No country(side) for young queers

Three contemporary Italian urban-rural narratives




queer anti-urbanism, queer phenomenology, queer Italian studies, contemporary Italian literature, homonormativity


The paper presents an overview of three Italian takes on the queer rural-to-urban flight, by analysing Generations of Love (1999) by Matteo B. Bianchi, La Generazione (‘Generations,’ 2015) by Flavia Biondi, and Febbre (‘Fever,’ 2019) by Jonathan Bazzi. In most LGBTQ+ narratives moving to a big city is central, as it is associated with finding an accepting ‘chosen’ family. However, the move has recently acquired homonormative connotations: it is embedded into narratives of economic success and the individuals moving are usually white, cisgender, non-disabled, gay men. In the texts, the main characters correspond to the type.
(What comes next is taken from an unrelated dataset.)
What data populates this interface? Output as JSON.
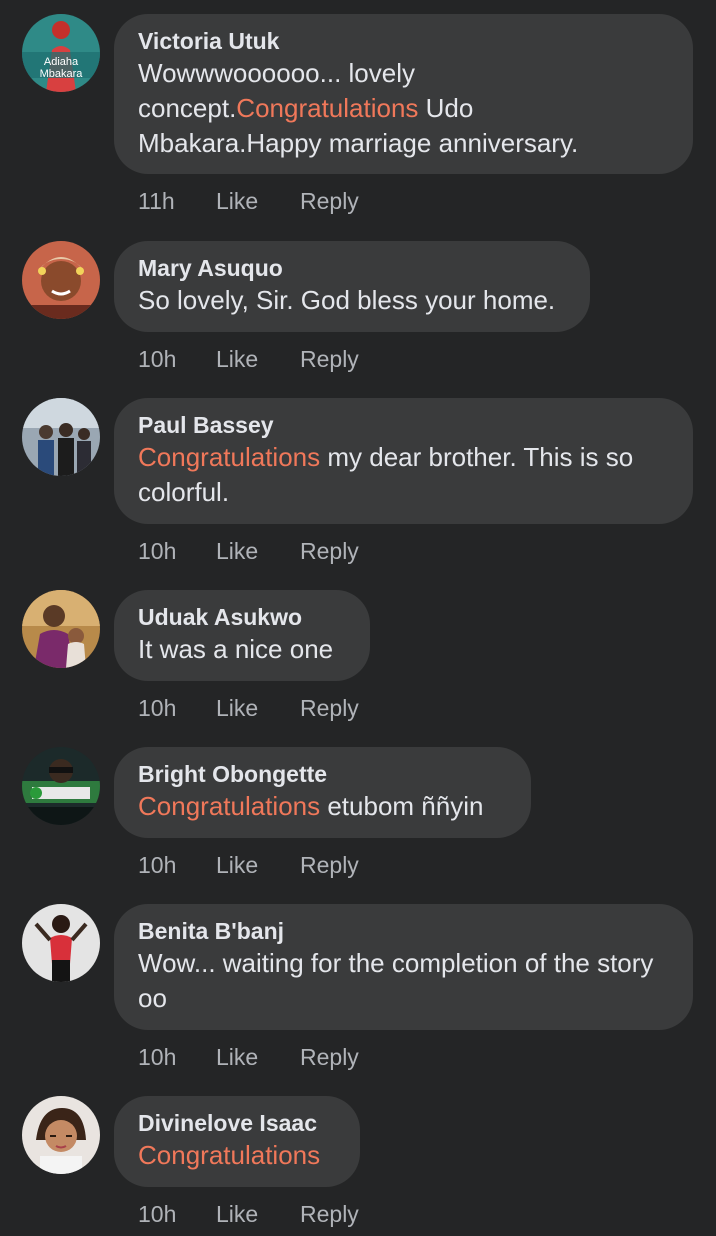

However, by analysing their relationships to their hometowns and their biological families, this paper argues that the characters find ways of challenging the homonormative paradigm through a spatial in-betweenness and non-conjugal bonds not reflected by laws. The main theoretical frameworks are the homonormativity definition by Lisa Duggan, the work on Italian queerness by Antonia Anna Ferrante, and the study on queer orientations by Sara Ahmed. This paper is inscribed into a larger trend of studies around the rural-to-urban move but sheds light on the Italian landscape.